Centre Pompidou, Paris
- 15 avril 2011
la compositrice Unsuk Chin
© dr

Outre la géométrie, on peut dire que c’est la figure de György Ligeti qui domine ce concert nommé Lignes-Surface – le troisième des quatre que donne l’Ensemble Intercontemporain en ce mois d’avril, au retour de sa tournée européenne des semaines passées [lire notre chronique du 11 mars 2011] : en effet, le créateur inventif et facétieux, qui ouvre le programme avec une œuvre quarantenaire, a été le professeur « excentrique et excessivement sévère » de la Coréenne Unsuk Chin (à l’Académie de Hambourg, de 1985 à 1988), laquelle clôt la soirée. Sur celui qui lui fit mettre au rebut toutes ses pièces antérieures, trop marquées d’influences, elle précise :

« J’ai cessé de composé pendant trois ans, mais j’ai fini par me rendre compte que, d’un point de vue musical, il avait vu juste. Ça m’a aidé à trouvé ma voix propre. Ligeti était toujours un critique acerbe du travail des autres – mais il était aussi très exigeant envers lui-même. Je suis toujours étonnée par la capacité qu’il a eu, à plus de soixante ans, à changer radicalement et à élargir son style […]. Son approche de la composition était celui d’un scientifique. Lorsqu’il avait épuisé les possibilités d’un concept, il passait au suivant ».

C’est dans la ville où Dürer naquit cinq cents ans auparavant, à Nuremberg, que Melodien est créé le 10 décembre 1971. Si Ligeti était dans un laboratoire de chimie, il aurait débuté sa partition par une émulsion, quelque chose de mousseux, léger et rond – comme ces notes qu’on retrouve égrainées au célesta puis au piano. Des nappes se forment ensuite, presque étales, avant qu’elles ne se disloquent, créant des aspérités singulières et râpeuses. Sous la conduite de Patrick Davin, cette entrée en matière pourtant sensuelle nous a malheureusement semblé froide et ennuyeuse.
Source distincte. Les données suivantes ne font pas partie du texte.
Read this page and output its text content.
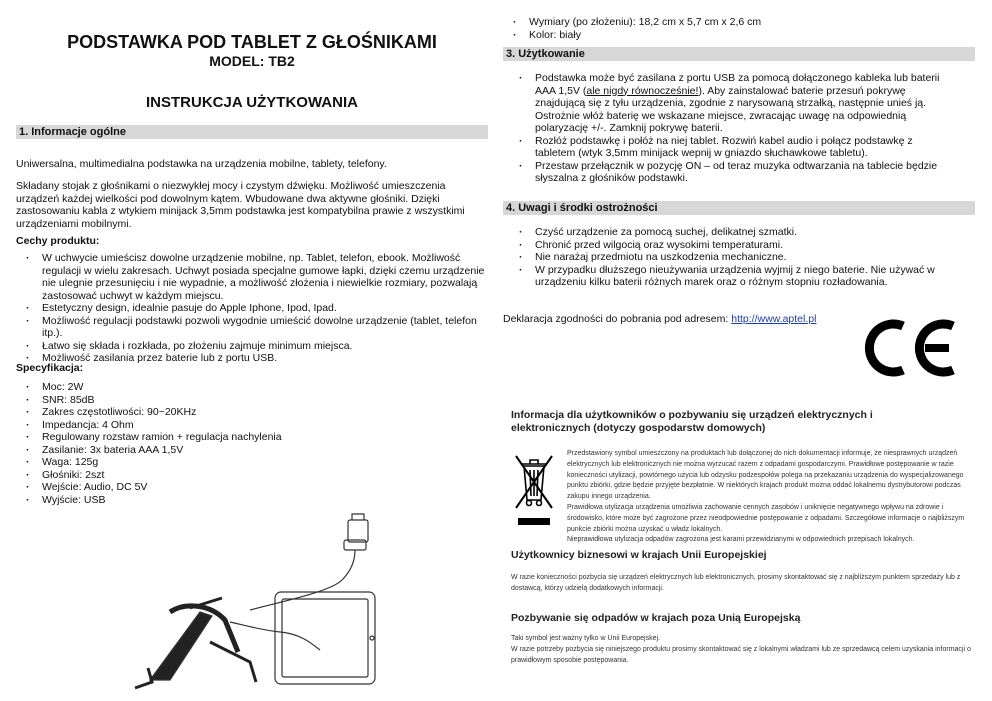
PODSTAWKA POD TABLET Z GŁOŚNIKAMI
MODEL: TB2
INSTRUKCJA UŻYTKOWANIA
1. Informacje ogólne
Uniwersalna, multimedialna podstawka na urządzenia mobilne, tablety, telefony.
Składany stojak z głośnikami o niezwykłej mocy i czystym dźwięku. Możliwość umieszczenia urządzeń każdej wielkości pod dowolnym kątem. Wbudowane dwa aktywne głośniki. Dzięki zastosowaniu kabla z wtykiem minijack 3,5mm podstawka jest kompatybilna prawie z wszystkimi urządzeniami mobilnymi.
Cechy produktu:
· W uchwycie umieścisz dowolne urządzenie mobilne, np. Tablet, telefon, ebook. Możliwość regulacji w wielu zakresach. Uchwyt posiada specjalne gumowe łapki, dzięki czemu urządzenie nie ulegnie przesunięciu i nie wypadnie, a możliwość złożenia i niewielkie rozmiary, pozwalają zastosować uchwyt w każdym miejscu.
· Estetyczny design, idealnie pasuje do Apple Iphone, Ipod, Ipad.
· Możliwość regulacji podstawki pozwoli wygodnie umieścić dowolne urządzenie (tablet, telefon itp.).
· Łatwo się składa i rozkłada, po złożeniu zajmuje minimum miejsca.
· Możliwość zasilania przez baterie lub z portu USB.
Specyfikacja:
· Moc: 2W
· SNR: 85dB
· Zakres częstotliwości: 90~20KHz
· Impedancja: 4 Ohm
· Regulowany rozstaw ramion + regulacja nachylenia
· Zasilanie: 3x bateria AAA 1,5V
· Waga: 125g
· Głośniki: 2szt
· Wejście: Audio, DC 5V
· Wyjście: USB
· Wymiary (po złożeniu): 18,2 cm x 5,7 cm x 2,6 cm
· Kolor: biały
3. Użytkowanie
· Podstawka może być zasilana z portu USB za pomocą dołączonego kableka lub baterii AAA 1,5V (ale nigdy równocześnie!). Aby zainstalować baterie przesuń pokrywę znajdującą się z tyłu urządzenia, zgodnie z narysowaną strzałką, następnie unieś ją. Ostrożnie włóż baterię we wskazane miejsce, zwracając uwagę na odpowiednią polaryzację +/-. Zamknij pokrywę baterii.
· Rozłóż podstawkę i połóż na niej tablet. Rozwiń kabel audio i połącz podstawkę z tabletem (wtyk 3,5mm minijack wepnij w gniazdo słuchawkowe tabletu).
· Przestaw przełącznik w pozycję ON – od teraz muzyka odtwarzania na tablecie będzie słyszalna z głośników podstawki.
4. Uwagi i środki ostrożności
· Czyść urządzenie za pomocą suchej, delikatnej szmatki.
· Chronić przed wilgocią oraz wysokimi temperaturami.
· Nie narażaj przedmiotu na uszkodzenia mechaniczne.
· W przypadku dłuższego nieużywania urządzenia wyjmij z niego baterie. Nie używać w urządzeniu kilku baterii różnych marek oraz o różnym stopniu rozładowania.
Deklaracja zgodności do pobrania pod adresem: http://www.aptel.pl
Informacja dla użytkowników o pozbywaniu się urządzeń elektrycznych i elektronicznych (dotyczy gospodarstw domowych)
Przedstawiony symbol umieszczony na produktach lub dołączonej do nich dokumentacji informuje, że niesprawnych urządzeń elektrycznych lub elektronicznych nie można wyrzucać razem z odpadami gospodarczymi. Prawidłowe postępowanie w razie konieczności utylizacji, powtórnego użycia lub odzysku podzespołów polega na przekazaniu urządzenia do wyspecjalizowanego punktu zbiórki, gdzie będzie przyjęte bezpłatnie. W niektórych krajach produkt można oddać lokalnemu dystrybutorowi podczas zakupu innego urządzenia.
Prawidłowa utylizacja urządzenia umożliwia zachowanie cennych zasobów i uniknięcie negatywnego wpływu na zdrowie i środowisko, które może być zagrożone przez nieodpowiednie postępowanie z odpadami. Szczegółowe informacje o najbliższym punkcie zbiórki można uzyskać u władz lokalnych.
Nieprawidłowa utylizacja odpadów zagrożona jest karami przewidzianymi w odpowiednich przepisach lokalnych.
Użytkownicy biznesowi w krajach Unii Europejskiej
W razie konieczności pozbycia się urządzeń elektrycznych lub elektronicznych, prosimy skontaktować się z najbliższym punktem sprzedaży lub z dostawcą, którzy udzielą dodatkowych informacji.
Pozbywanie się odpadów w krajach poza Unią Europejską
Taki symbol jest ważny tylko w Unii Europejskej.
W razie potrzeby pozbycia się niniejszego produktu prosimy skontaktować się z lokalnymi władzami lub ze sprzedawcą celem uzyskania informacji o prawidłowym sposobie postępowania.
« Toujours en recherche d’une musique qui soit à la fois plaisir et provocation », Torsten Herrmann (né en 1981) multiplie lieux d’enseignement et professeurs (Höller, Kyburz, Heiniger, Durieux, Dalbavie, Maresz, etc.). Nexus (2006) est conçu et créé à Damstadt, avec à l’esprit « l’image d’un ruban flottant librement au vent, irisé et miroitant ». Sur scène, huit musiciens livrent une partition moelleuse et agitée où les gazouillis de flûte dominent d’abord. Après l’intervention d’un piano qui a entendu Messiaen, fluidité et homogénéité s’atténuent au profit d’affirmations plus franches, jusqu’au coup de gong final.

Le 10 avril 1998, au Musée d’Unterlinden (Colmar), cinq membres de l’EIC faisaient découvrir Death of Light, Light of Death devant le Retable d’Issenheim qui l’avait inspirée. Chacun des cinq personnages de la Crucifixion peints par Grünewald y est décrit à tour de rôle, à l’aide de mouvements contrastés – la harpiste joue d’ailleurs du gong sur le « Stabat Mater » central. Multiphonique, le hautbois se mêle aux cordes avec des mugissements virtuoses sans cesse modulés. Dans un guide d’écoute paru à l’époque, Jonathan Harvey insiste sur l’« habileté très lyrique » d’un instrument dont les sons farouches et rugueux convenaient idéalement au projet.

Dans la lignée fantaisiste d’un Lewis Carroll qui l’a conduite à écrire son premier opéra [lire notre chronique du 14 juin 2010], Unsuk Chin (née en 1961) propose en création Fanfare chimérique. La combinaison évoquée par le titre n’est pas d’ordre mythologique ou génétique, mais bien artistique : ici, deux ensembles identiques de huit vents chacun – placés sur deux rangées espacées, avec un décalage (flûte I-1 = flûte II-5 ; cor I-5 = cor II-1 ; etc.) – sont spatialisés. À des climats riches et nuancés (rondeur ou grain des cuivres, fulgurance des bois), on peine à comprendre ce qu’apporte d’essentiel une électronique qui ondule, éclabousse puis s’envole.